Sebagai catatan, Tim Harga Minyak Indonesia mencatat ICP rata-rata per Februari 2013 berdasarkan perhitungan formula ICP meningkat menjadi 114,86 dolar AS atau sekitar Rp 1,1 juta per barel.

Harga ini meningkat 3,79 dolar AS (Rp 36 ribu) per barel dari harga rata-rata per Januari 2013 yang menyentuh 111,07 dolar AS (Rp 1,07 juta) per barel. 

Sementara dalam asumsi dasar ekonomi makro APBN ICP dipatok sebesar 100 dolar AS (Rp 9,68 juta) per barel. Umar menjelaskan, pada dasarnya lonjakan ICP memiliki sisi positif dan negatif. 

Sisi positifnya adalah penerimaan negara dapat meningkat, walaupun pada kenyataannya produksi minyak Tanah Air mengalami penurunan. Satuan Kerja Khusus Pelaksana Kegiatan Hulu Minyak dan Gas Bumi (SKK Migas) memperkirakan lifting minyak rata-rata pada 2013 rata-rata 830 ribu bph.

Sementara sisi negatifnya adalah beban subsidi akan bertambah.

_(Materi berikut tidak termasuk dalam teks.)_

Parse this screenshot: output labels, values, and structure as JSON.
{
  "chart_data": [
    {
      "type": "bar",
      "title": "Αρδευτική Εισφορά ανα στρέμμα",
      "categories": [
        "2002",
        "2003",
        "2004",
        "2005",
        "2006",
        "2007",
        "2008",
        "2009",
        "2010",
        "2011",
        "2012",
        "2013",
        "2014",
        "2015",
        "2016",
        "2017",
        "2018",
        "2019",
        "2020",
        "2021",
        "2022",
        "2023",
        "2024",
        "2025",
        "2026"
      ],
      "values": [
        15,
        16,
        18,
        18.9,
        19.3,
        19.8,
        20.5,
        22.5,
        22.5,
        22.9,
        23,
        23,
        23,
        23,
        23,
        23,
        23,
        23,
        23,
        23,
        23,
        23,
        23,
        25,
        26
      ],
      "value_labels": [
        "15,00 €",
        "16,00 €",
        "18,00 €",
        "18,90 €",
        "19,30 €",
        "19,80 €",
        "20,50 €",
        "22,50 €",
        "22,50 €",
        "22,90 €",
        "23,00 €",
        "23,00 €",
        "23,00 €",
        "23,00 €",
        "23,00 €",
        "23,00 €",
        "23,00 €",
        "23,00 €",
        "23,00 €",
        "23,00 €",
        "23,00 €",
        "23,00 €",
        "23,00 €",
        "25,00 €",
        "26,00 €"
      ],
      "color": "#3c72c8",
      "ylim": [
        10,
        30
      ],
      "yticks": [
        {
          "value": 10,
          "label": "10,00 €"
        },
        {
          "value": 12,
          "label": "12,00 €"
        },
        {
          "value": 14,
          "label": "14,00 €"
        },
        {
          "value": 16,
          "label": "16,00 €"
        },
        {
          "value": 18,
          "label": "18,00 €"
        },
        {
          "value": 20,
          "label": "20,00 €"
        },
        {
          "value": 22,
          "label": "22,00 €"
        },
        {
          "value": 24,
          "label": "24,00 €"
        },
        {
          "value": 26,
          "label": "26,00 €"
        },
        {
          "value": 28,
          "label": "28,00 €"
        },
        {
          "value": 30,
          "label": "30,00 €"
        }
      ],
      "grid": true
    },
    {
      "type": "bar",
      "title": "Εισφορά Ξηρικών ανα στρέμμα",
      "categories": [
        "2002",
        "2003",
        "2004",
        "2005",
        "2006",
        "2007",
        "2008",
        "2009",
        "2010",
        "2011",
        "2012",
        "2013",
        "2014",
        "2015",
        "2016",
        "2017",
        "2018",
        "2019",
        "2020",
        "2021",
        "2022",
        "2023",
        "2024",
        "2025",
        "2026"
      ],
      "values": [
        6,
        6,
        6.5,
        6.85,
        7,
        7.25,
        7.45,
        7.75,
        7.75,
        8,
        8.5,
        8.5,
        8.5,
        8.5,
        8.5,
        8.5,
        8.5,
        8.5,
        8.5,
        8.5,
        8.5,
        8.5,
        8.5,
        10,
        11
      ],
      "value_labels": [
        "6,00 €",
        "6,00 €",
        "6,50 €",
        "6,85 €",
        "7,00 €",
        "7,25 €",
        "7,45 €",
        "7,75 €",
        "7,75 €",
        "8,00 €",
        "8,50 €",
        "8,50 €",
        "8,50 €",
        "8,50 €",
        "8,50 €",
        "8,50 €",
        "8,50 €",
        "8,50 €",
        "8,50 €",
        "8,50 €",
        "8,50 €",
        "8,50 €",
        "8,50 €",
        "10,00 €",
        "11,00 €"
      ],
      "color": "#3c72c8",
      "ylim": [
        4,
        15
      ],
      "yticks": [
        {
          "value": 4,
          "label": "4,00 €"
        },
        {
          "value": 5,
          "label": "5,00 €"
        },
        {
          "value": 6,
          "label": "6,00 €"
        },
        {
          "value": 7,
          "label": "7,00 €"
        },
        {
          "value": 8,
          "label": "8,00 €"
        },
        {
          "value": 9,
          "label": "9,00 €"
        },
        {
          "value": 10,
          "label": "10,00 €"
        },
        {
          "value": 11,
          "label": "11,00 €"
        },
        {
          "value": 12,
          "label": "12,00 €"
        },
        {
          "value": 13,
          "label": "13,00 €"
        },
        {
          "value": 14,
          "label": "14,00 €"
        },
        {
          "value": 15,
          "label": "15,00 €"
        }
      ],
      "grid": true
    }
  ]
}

Tak hanya itu, Umar memperkirakan kuota bahan bakar minyak (BBM) bersubsidi sebesar 46 juta kl dalam APBN yang ditetapkan oleh pemerintah bersama DPR akan bobol. Oleh karena itu, pemerintah diminta untuk mewaspadai kenaikan ICP dan potensi kuota tembus lagi.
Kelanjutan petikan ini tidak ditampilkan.